No one, at least on record, suggested those fires may have been clearing the way for a new mine. But that may turn out to have been the case.

In the fall of 2012, privately held Perlis Enterprise Inc. purchased the entire mine site, located 48 km northeast of Yellowknife, along with approximately 10 square kilometres of related mineral claims.

Discovered at the tail end of Yellowknife's original gold rush, the property was active between 1938 when first staked by Fred Thompson and Roy Lundmark until 1949, when then merchantable mineral reserves were depleted.

The mine saw six years of production between 1941 and 1949, with an interruption during the Second World War.

In total, 133,989 tonnes of ore were milled, producing 70,339 ounces of gold and 13,782 ounce of silver.

According to an NWT and Nunavut Chamber of Mining document summarizing technical historical data preserved at the NWT Geoscience Office, only three of the seven mineralized veins discovered on the property were ever mined.

The main veins, the Fraser and Kim, were considered at the time to have been mined out of known economic reserves.
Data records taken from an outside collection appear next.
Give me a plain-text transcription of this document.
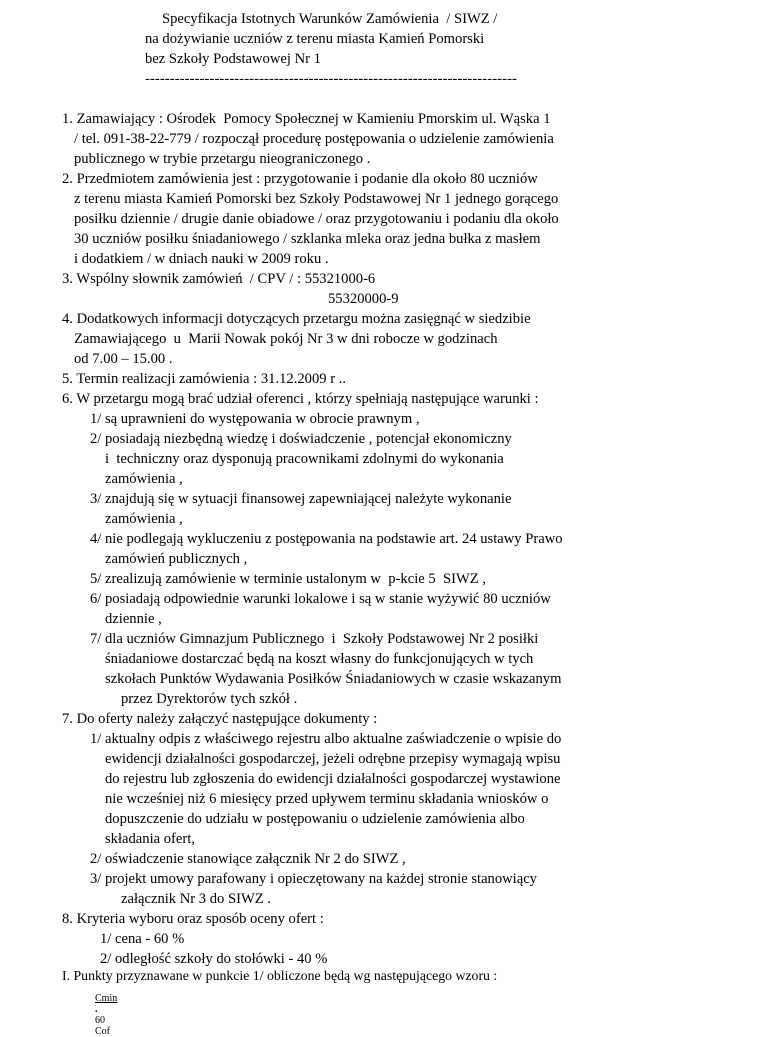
Specyfikacja Istotnych Warunków Zamówienia  / SIWZ /
na dożywianie uczniów z terenu miasta Kamień Pomorski
bez Szkoły Podstawowej Nr 1
---------------------------------------------------------------------------
1. Zamawiający : Ośrodek  Pomocy Społecznej w Kamieniu Pmorskim ul. Wąska 1
/ tel. 091-38-22-779 / rozpoczął procedurę postępowania o udzielenie zamówienia
publicznego w trybie przetargu nieograniczonego .
2. Przedmiotem zamówienia jest : przygotowanie i podanie dla około 80 uczniów
z terenu miasta Kamień Pomorski bez Szkoły Podstawowej Nr 1 jednego gorącego
posiłku dziennie / drugie danie obiadowe / oraz przygotowaniu i podaniu dla około
30 uczniów posiłku śniadaniowego / szklanka mleka oraz jedna bułka z masłem
i dodatkiem / w dniach nauki w 2009 roku .
3. Wspólny słownik zamówień  / CPV / : 55321000-6
55320000-9
4. Dodatkowych informacji dotyczących przetargu można zasięgnąć w siedzibie
Zamawiającego  u  Marii Nowak pokój Nr 3 w dni robocze w godzinach
od 7.00 – 15.00 .
5. Termin realizacji zamówienia : 31.12.2009 r ..
6. W przetargu mogą brać udział oferenci , którzy spełniają następujące warunki :
1/ są uprawnieni do występowania w obrocie prawnym ,
2/ posiadają niezbędną wiedzę i doświadczenie , potencjał ekonomiczny
i  techniczny oraz dysponują pracownikami zdolnymi do wykonania
zamówienia ,
3/ znajdują się w sytuacji finansowej zapewniającej należyte wykonanie
zamówienia ,
4/ nie podlegają wykluczeniu z postępowania na podstawie art. 24 ustawy Prawo
zamówień publicznych ,
5/ zrealizują zamówienie w terminie ustalonym w  p-kcie 5  SIWZ ,
6/ posiadają odpowiednie warunki lokalowe i są w stanie wyżywić 80 uczniów
dziennie ,
7/ dla uczniów Gimnazjum Publicznego  i  Szkoły Podstawowej Nr 2 posiłki
śniadaniowe dostarczać będą na koszt własny do funkcjonujących w tych
szkołach Punktów Wydawania Posiłków Śniadaniowych w czasie wskazanym
przez Dyrektorów tych szkół .
7. Do oferty należy załączyć następujące dokumenty :
1/ aktualny odpis z właściwego rejestru albo aktualne zaświadczenie o wpisie do
ewidencji działalności gospodarczej, jeżeli odrębne przepisy wymagają wpisu
do rejestru lub zgłoszenia do ewidencji działalności gospodarczej wystawione
nie wcześniej niż 6 miesięcy przed upływem terminu składania wniosków o
dopuszczenie do udziału w postępowaniu o udzielenie zamówienia albo
składania ofert,
2/ oświadczenie stanowiące załącznik Nr 2 do SIWZ ,
3/ projekt umowy parafowany i opieczętowany na każdej stronie stanowiący
załącznik Nr 3 do SIWZ .
8. Kryteria wyboru oraz sposób oceny ofert :
1/ cena - 60 %
2/ odległość szkoły do stołówki - 40 %
I. Punkty przyznawane w punkcie 1/ obliczone będą wg następującego wzoru :

Cmin
.
60
Cof
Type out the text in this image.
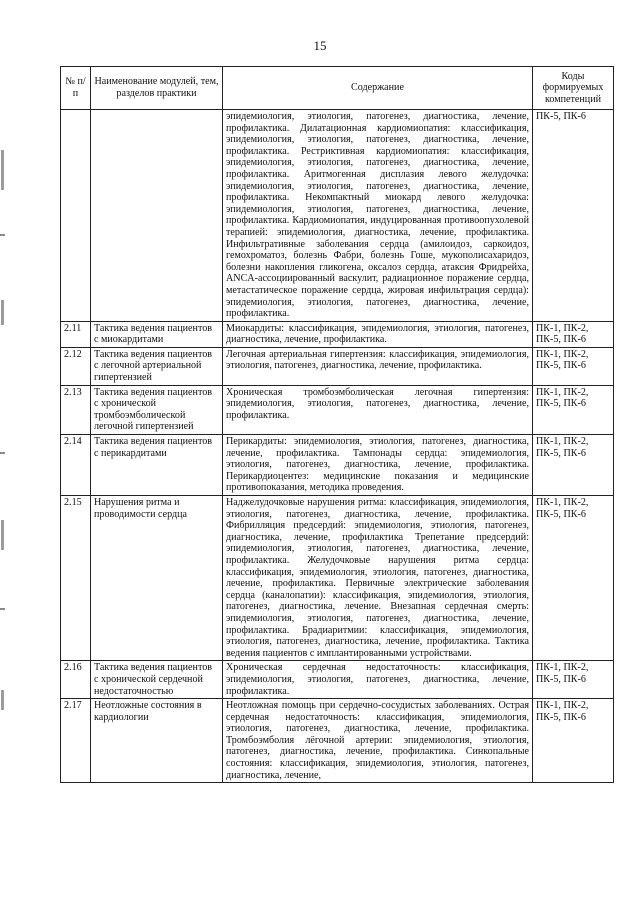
15
№ п/п	Наименование модулей, тем, разделов практики	Содержание	Коды формируемых компетенций
		эпидемиология, этиология, патогенез, диагностика, лечение, профилактика. Дилатационная кардиомиопатия: классификация, эпидемиология, этиология, патогенез, диагностика, лечение, профилактика. Рестриктивная кардиомиопатия: классификация, эпидемиология, этиология, патогенез, диагностика, лечение, профилактика. Аритмогенная дисплазия левого желудочка: эпидемиология, этиология, патогенез, диагностика, лечение, профилактика. Некомпактный миокард левого желудочка: эпидемиология, этиология, патогенез, диагностика, лечение, профилактика. Кардиомиопатия, индуцированная противоопухолевой терапией: эпидемиология, диагностика, лечение, профилактика. Инфильтративные заболевания сердца (амилоидоз, саркоидоз, гемохроматоз, болезнь Фабри, болезнь Гоше, мукополисахаридоз, болезни накопления гликогена, оксалоз сердца, атаксия Фридрейха, ANCA-ассоциированный васкулит, радиационное поражение сердца, метастатическое поражение сердца, жировая инфильтрация сердца): эпидемиология, этиология, патогенез, диагностика, лечение, профилактика.	ПК-5, ПК-6
2.11	Тактика ведения пациентов с миокардитами	Миокардиты: классификация, эпидемиология, этиология, патогенез, диагностика, лечение, профилактика.	ПК-1, ПК-2, ПК-5, ПК-6
2.12	Тактика ведения пациентов с легочной артериальной гипертензией	Легочная артериальная гипертензия: классификация, эпидемиология, этиология, патогенез, диагностика, лечение, профилактика.	ПК-1, ПК-2, ПК-5, ПК-6
2.13	Тактика ведения пациентов с хронической тромбоэмболической легочной гипертензией	Хроническая тромбоэмболическая легочная гипертензия: эпидемиология, этиология, патогенез, диагностика, лечение, профилактика.	ПК-1, ПК-2, ПК-5, ПК-6
2.14	Тактика ведения пациентов с перикардитами	Перикардиты: эпидемиология, этиология, патогенез, диагностика, лечение, профилактика. Тампонады сердца: эпидемиология, этиология, патогенез, диагностика, лечение, профилактика. Перикардиоцентез: медицинские показания и медицинские противопоказания, методика проведения.	ПК-1, ПК-2, ПК-5, ПК-6
2.15	Нарушения ритма и проводимости сердца	Наджелудочковые нарушения ритма: классификация, эпидемиология, этиология, патогенез, диагностика, лечение, профилактика. Фибрилляция предсердий: эпидемиология, этиология, патогенез, диагностика, лечение, профилактика Трепетание предсердий: эпидемиология, этиология, патогенез, диагностика, лечение, профилактика. Желудочковые нарушения ритма сердца: классификация, эпидемиология, этиология, патогенез, диагностика, лечение, профилактика. Первичные электрические заболевания сердца (каналопатии): классификация, эпидемиология, этиология, патогенез, диагностика, лечение. Внезапная сердечная смерть: эпидемиология, этиология, патогенез, диагностика, лечение, профилактика. Брадиаритмии: классификация, эпидемиология, этиология, патогенез, диагностика, лечение, профилактика. Тактика ведения пациентов с имплантированными устройствами.	ПК-1, ПК-2, ПК-5, ПК-6
2.16	Тактика ведения пациентов с хронической сердечной недостаточностью	Хроническая сердечная недостаточность: классификация, эпидемиология, этиология, патогенез, диагностика, лечение, профилактика.	ПК-1, ПК-2, ПК-5, ПК-6
2.17	Неотложные состояния в кардиологии	Неотложная помощь при сердечно-сосудистых заболеваниях. Острая сердечная недостаточность: классификация, эпидемиология, этиология, патогенез, диагностика, лечение, профилактика. Тромбоэмболия лёгочной артерии: эпидемиология, этиология, патогенез, диагностика, лечение, профилактика. Синкопальные состояния: классификация, эпидемиология, этиология, патогенез, диагностика, лечение,	ПК-1, ПК-2, ПК-5, ПК-6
A third rich vein, Treasure Island, returned high grade showings of 1.46 ounces per tonne gold in drill core. But this vein was hardly mined before the shutdown. Only 35 tonnes of ore were mined on Treasure Island, returning 0.72 ounces gold per tonne from surface mining.

In 1983 Ardic Exploration and Development Ltd. optioned the mineral claims and completed a small exploration program. The results from Ardic's exploration combined with Thompson-Lundmark reports from the late 70s and early 80s, pointed towards 190,000 tonnes of ore grading 0.30 ounces gold per tonne -- or up to 57,000 ounces of gold -- remaining in the main Kim vein alone.

The Thompson-Lundmark project is Toronto-based Perlis Enterprises' sole project. Anton Glukhov, VP of exploration, was part of the team that discovered the large Kupol silver-gold deposit in northeast Russia, now owned and mined by Kinross Gold Corp.

Since acquiring the property in 2012, Perlis has done limited work, but prospecting done on the property returned high grade grab samples of up to 472 grammes per tonne (g/t) gold.